Ein Etappensieg für Meerestiere und Großkatzen: Bei der CITES-Konferenz wurde beschlossen, dass viele Arten endlich besser geschützt werden. Doch es gab auch Enttäuschungen, etwa beim Schutz von Aalen und Singvögeln.
WWF: Historische Ergebnisse in Bangkok
Zum Ende der Artenschutzkonferenz CITES zieht die Naturschutzorganisation WWF ein positives Fazit. Nach einem Jahrzehnt des Stillstands haben sich auf der diesjährigen Artenschutzkonferenz in breitem Stil Umwelt- und Naturschutzziele gegenüber kommerzieller Ausbeutung durchgesetzt, so der WWF in seiner Abschlussbewertung.

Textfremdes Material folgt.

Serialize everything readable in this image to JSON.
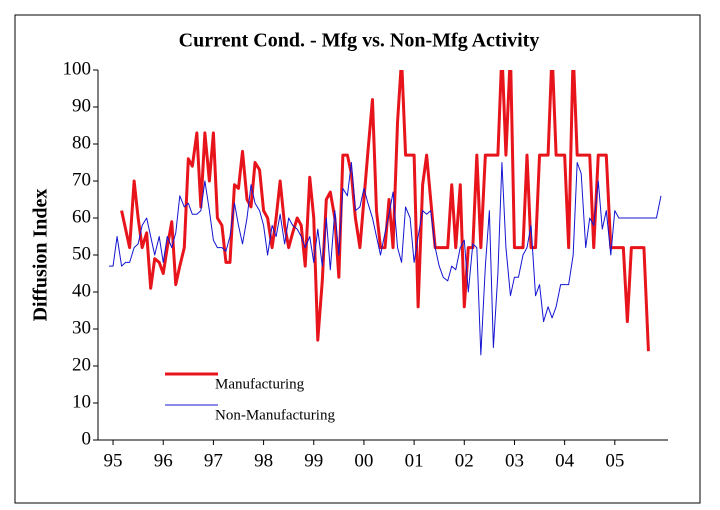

Besonders profitieren verschiedene Haiarten und Mantarochen, deren Schutzanträge in den vergangenen Jahren mehrfach in letzter Minute gekippt worden waren. „Dies ist ein historischer Moment. Nach vielen Jahren mit schwachen Ergebnissen freuen wir uns über dieses Geburtstagsgeschenk zum 40. Jubiläum des Artenschutzübereinkommens“, sagte Volker Homes, Artenschutzexperte des WWF vor Ort in Bangkok. Erfreut zeigt sich der WWF auch über die stärkeren Schutzmaßnahmen für die charismatischen Flagschiffarten Elefanten, Nashörner, Tiger und Menschenaffen.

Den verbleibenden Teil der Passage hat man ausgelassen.